In a back and forth court battle, it now stands that Jared Lee Loughner, can’t be forced to take anti-psychotic drugs until the government shows that the drugs are absolutely necessary and likely to render him competent to stand trial, a federal appeals court has ruled. The court has now asked lawyers for both the defendant and the federal government to make their case by Wednesday evening.

In an order made public Tuesday, a three-judge panel of the U.S. 9th Circuit Court of Appeals issued a temporary halt to the involuntary medication of Loughner, who has been diagnosed with schizophrenia and declared mentally incompetent to stand trial. The appeals court panel, headed by Chief Judge Alex Kozinski, issued the temporary stay at the request of Loughner’s defense lawyers, who argued that the government isn’t entitled to overrule a prisoner’s objection to medication without a court hearing.

Jared Lee Loughner shot six people and wounded 13 others earlier this year including Representative Gabrielle Giffords, wife of one of the last U.S. astronauts in space shuttle travel, is scheduled to appear in court today for an emergency hearing to determine whether prison officials should stop forcing him to take anti-psychotic medication. The emergency hearing comes after the release of a new court filing that offered insight into Loughner’s disturbing behavior and raised more questions about whether he could ever be considered psychologically fit enough to stand trial.

Here are some cases that lawyers for both sides may be examining. In the 1990 case of Washington v. Harper, 494 U.S. 210, the Court was confronted with a mentally ill incarcerated man who did not want to be medicated by prison psychiatrists. The state made a showing that forced administration of the antipsychotic drug at issue was medically appropriate and that, absent the medication, Harper represented a danger to himself and others. The Court clearly recognized Harper’s liberty interest in avoiding the forced administration of antipsychotic medication, as well as the “substantial interference” posed by forcible medication and the tremendous dangers associated with such drugs. It nonetheless held that Harper could be involuntarily medicated given the state’s demonstration that the drug regimen was necessary.

Further, the Court rejected Harper’s claim that the decision to forcibly medicate necessarily had to be made by a judicial decision maker. Instead, the Court reasoned that Harper’s interests might well be better served when the decision to medicate was made by a medical professional rather than a judge.

Two years later, in Riggins v. Nevada, 504 U.S. 792, the Court was faced with the issue of involuntarily medicating a mentally ill prisoner. However, in Riggins, the defendant had not been convicted at the time he was involuntarily medicated; rather, the trial court refused to allow Riggins to discontinue his medication despite his arguments that its continuation would affect both his demeanor at trial and his ability to meaningfully assist in his own defense.

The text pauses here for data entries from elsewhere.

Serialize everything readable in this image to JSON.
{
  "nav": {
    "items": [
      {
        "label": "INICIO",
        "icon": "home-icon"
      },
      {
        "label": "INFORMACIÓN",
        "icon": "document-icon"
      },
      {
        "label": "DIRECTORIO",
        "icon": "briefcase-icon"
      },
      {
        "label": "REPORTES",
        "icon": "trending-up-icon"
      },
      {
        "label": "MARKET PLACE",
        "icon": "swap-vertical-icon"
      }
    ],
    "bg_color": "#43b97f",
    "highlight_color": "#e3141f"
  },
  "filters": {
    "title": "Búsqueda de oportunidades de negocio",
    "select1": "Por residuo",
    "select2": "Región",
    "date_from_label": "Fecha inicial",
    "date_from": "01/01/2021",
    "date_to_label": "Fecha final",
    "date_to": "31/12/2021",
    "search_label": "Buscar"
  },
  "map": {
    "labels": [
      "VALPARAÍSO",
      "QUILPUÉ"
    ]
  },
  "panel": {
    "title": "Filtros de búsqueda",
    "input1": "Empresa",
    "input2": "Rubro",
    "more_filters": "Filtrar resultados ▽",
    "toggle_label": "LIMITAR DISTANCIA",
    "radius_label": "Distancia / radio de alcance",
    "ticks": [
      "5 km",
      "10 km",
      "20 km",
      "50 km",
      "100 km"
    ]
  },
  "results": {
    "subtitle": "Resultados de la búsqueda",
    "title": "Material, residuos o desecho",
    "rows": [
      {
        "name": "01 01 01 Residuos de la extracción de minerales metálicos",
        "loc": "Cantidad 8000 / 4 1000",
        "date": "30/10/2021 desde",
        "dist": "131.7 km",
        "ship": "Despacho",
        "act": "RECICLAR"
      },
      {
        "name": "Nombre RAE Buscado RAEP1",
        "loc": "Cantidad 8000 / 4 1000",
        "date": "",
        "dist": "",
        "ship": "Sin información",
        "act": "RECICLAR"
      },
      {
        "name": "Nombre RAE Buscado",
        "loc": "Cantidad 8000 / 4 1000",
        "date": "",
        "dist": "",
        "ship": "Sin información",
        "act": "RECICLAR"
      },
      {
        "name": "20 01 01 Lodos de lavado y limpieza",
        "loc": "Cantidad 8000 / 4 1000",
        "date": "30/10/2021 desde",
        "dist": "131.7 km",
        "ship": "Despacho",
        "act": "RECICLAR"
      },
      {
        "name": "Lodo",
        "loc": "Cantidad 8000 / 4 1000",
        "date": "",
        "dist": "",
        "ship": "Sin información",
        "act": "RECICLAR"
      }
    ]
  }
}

As in Harper, the Court again recognized the serious and sometimes fatal side effects associated with the administration of antipsychotic medications. However, the Court held that he could not be involuntarily medicated absent any showing by the state that less intrusive means were available to restore his competency and that he was a danger to himself or others-which had not ever been made.

This week’s Loughner filing also said that he Loughner used profanities and threw a plastic chair at a psychiatrist multiple times during a taped interview on March 28. He also hurled a wet toilet paper roll at a camera that was in the room.

State lawyers are using these incidents to argue in the court filings that Loughner should be given anti-psychotic medication. They claim he is a danger to others. Loughner’s lawyers however argue that he should not be forced to take medications without court approval.

They stated:

“The prison’s sole prerogative is to neutralize any danger. Yet here, the prison engaged instead in the error prone, multifaceted decision to treat mental illness and did so in a truncated, nonadversarial setting when it decided to forcibly medicate Mr. Loughner on the ostensible grounds of addressing dangerousness.”

Loughner has been held at a prison medical facility in Springfield, Mo., where psychiatrists are trying to restore his mental health so that he can participate in court proceedings. He arrived at the facility on May 28 and could spend up to four months there.

If it is ever ruled that Loughner is sufficiently psychologically fit to participate in the trial and understand the charges against him, court proceedings would resume. Otherwise, Loughner’s stay at the medical facility with the mental health experts could be extended.